Exit Distraction Free Reading Mode
- Unreported Judgment
- Appeal Determined (QCA)
- R v H[2002] QCA 265
- Add to List
R v H[2002] QCA 265
R v H[2002] QCA 265
COURT OF APPEAL
DAVIES JA
WHITE J
WILSON J
CA No 156 of 2002
THE QUEEN
v.
H Applicant
BRISBANE
..DATE 25/07/2002
DAVIES JA: The applicant was convicted after a trial in the District Court on 9 May this year of stealing a mobile phone on 14 March 2001. He was sentenced to 18 months probation and 25 hours community service and he was required to pay $193 compensation. No conviction was recorded. At the date of commission of this offence the applicant was 15 years of age. He was 16 when he was sentenced. He was previously convicted on 7 November 2001 in the Childrens Court of having in his possession a mobile phone suspected of being unlawfully obtained on 31 July 2001. It can be seen from this sequence of events that this offence, for which he was convicted before the conviction for the present offence, was committed after the present offence. He was reprimanded for that offence and no conviction was recorded.
In the present case he was videotaped going into another student's bag at the school of which he was a student and removing something from this bag. A mobile phone which had been purchased by the other student's father was found to be missing from that bag. It is unclear, in those circumstances, what defence the applicant could possibly have had.
The applicant lives with his mother and his uncle. At the time of commission of the offence he did not have regular contact with his father and have not had that contact for about 12 months. It is apparently since being resumed. He was apparently having some difficulties at school because he had been subjected to bullying. He is now in full-time employment undergoing a cooking traineeship.
The applicant plainly has some reasonable prospects of rehabilitation, being now in employment which he apparently finds satisfactory and which will lead to a career, and having achieved substantial success in the sport of archery. In those circumstances the learned sentencing judge rightly thought that it was appropriate to impose some non-custodial punishment.
For the applicant before us, it was submitted by Mr Thompson that the combination of a probation order and an order for community service was manifestly excessive. It was submitted initially that a good behaviour order without any order for community service but requiring compensation represented the top of the appropriate range for this offence.
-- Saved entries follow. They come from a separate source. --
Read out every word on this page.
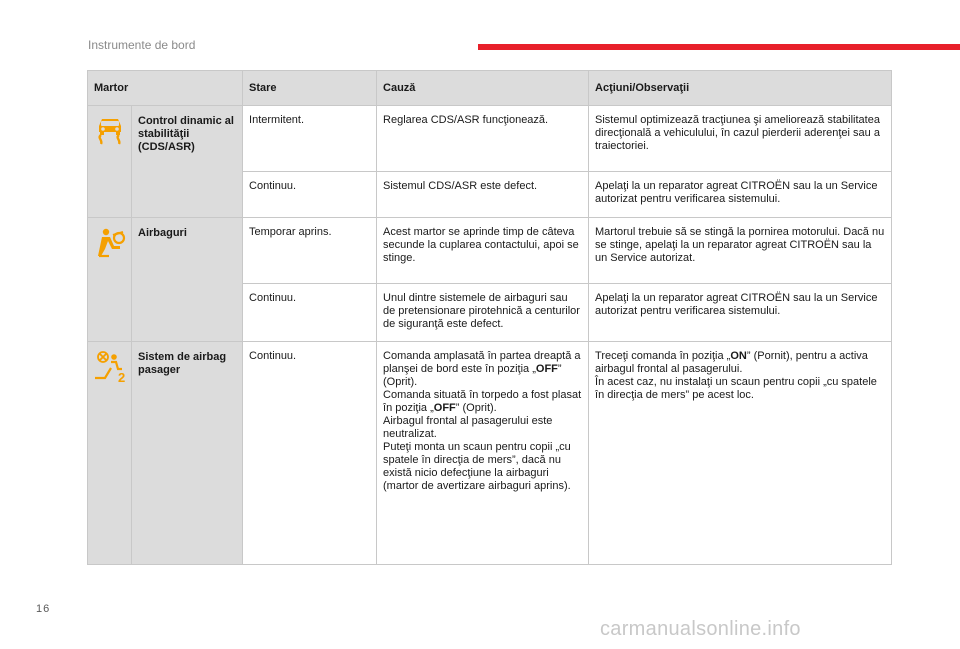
Instrumente de bord
Martor		Stare	Cauză	Acţiuni/Observaţii

	Control dinamic al stabilităţii (CDS/ASR)	Intermitent.	Reglarea CDS/ASR funcţionează.	Sistemul optimizează tracţiunea şi ameliorează stabilitatea direcţională a vehiculului, în cazul pierderii aderenţei sau a traiectoriei.
		Continuu.	Sistemul CDS/ASR este defect.	Apelaţi la un reparator agreat CITROËN sau la un Service autorizat pentru verificarea sistemului.

	Airbaguri	Temporar aprins.	Acest martor se aprinde timp de câteva secunde la cuplarea contactului, apoi se stinge.	Martorul trebuie să se stingă la pornirea motorului. Dacă nu se stinge, apelaţi la un reparator agreat CITROËN sau la un Service autorizat.
		Continuu.	Unul dintre sistemele de airbaguri sau de pretensionare pirotehnică a centurilor de siguranţă este defect.	Apelaţi la un reparator agreat CITROËN sau la un Service autorizat pentru verificarea sistemului.

2	Sistem de airbag pasager	Continuu.	Comanda amplasată în partea dreaptă a planşei de bord este în poziţia „OFF” (Oprit).
Comanda situată în torpedo a fost plasat în poziţia „OFF” (Oprit).
Airbagul frontal al pasagerului este neutralizat.
Puteţi monta un scaun pentru copii „cu spatele în direcţia de mers”, dacă nu există nicio defecţiune la airbaguri (martor de avertizare airbaguri aprins).	Treceţi comanda în poziţia „ON” (Pornit), pentru a activa airbagul frontal al pasagerului.
În acest caz, nu instalaţi un scaun pentru copii „cu spatele în direcţia de mers” pe acest loc.
16
carmanualsonline.info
However, it was not suggested, and I do not believe it could have been, that the applicant was not a person who needed appropriate supervision or that he did not have time to devote to community service.
In my opinion it was appropriate for his Honour, in the circumstances of this case, to order the applicant to undergo probation. It was clear that he was in need of some supervision which, it appeared, he had so far lacked.
On the other hand it seems to me that the combination of that period of probation of 18 months with 25 hours community service was an excessive punishment for the seriousness of the offence and one which, the totality of, might impede rather than improve his prospects of rehabilitation.
Given that he is now in full-time employment but required to pay $193 compensation, I do not think that, as well as probation, he should have had to undergo a community service. Accordingly, I would grant the application and allow the appeal only to the extent of setting aside the order for community service.
WHITE J: I agree.
WILSON J: I agree.
DAVIES JA: The orders are as I have indicated.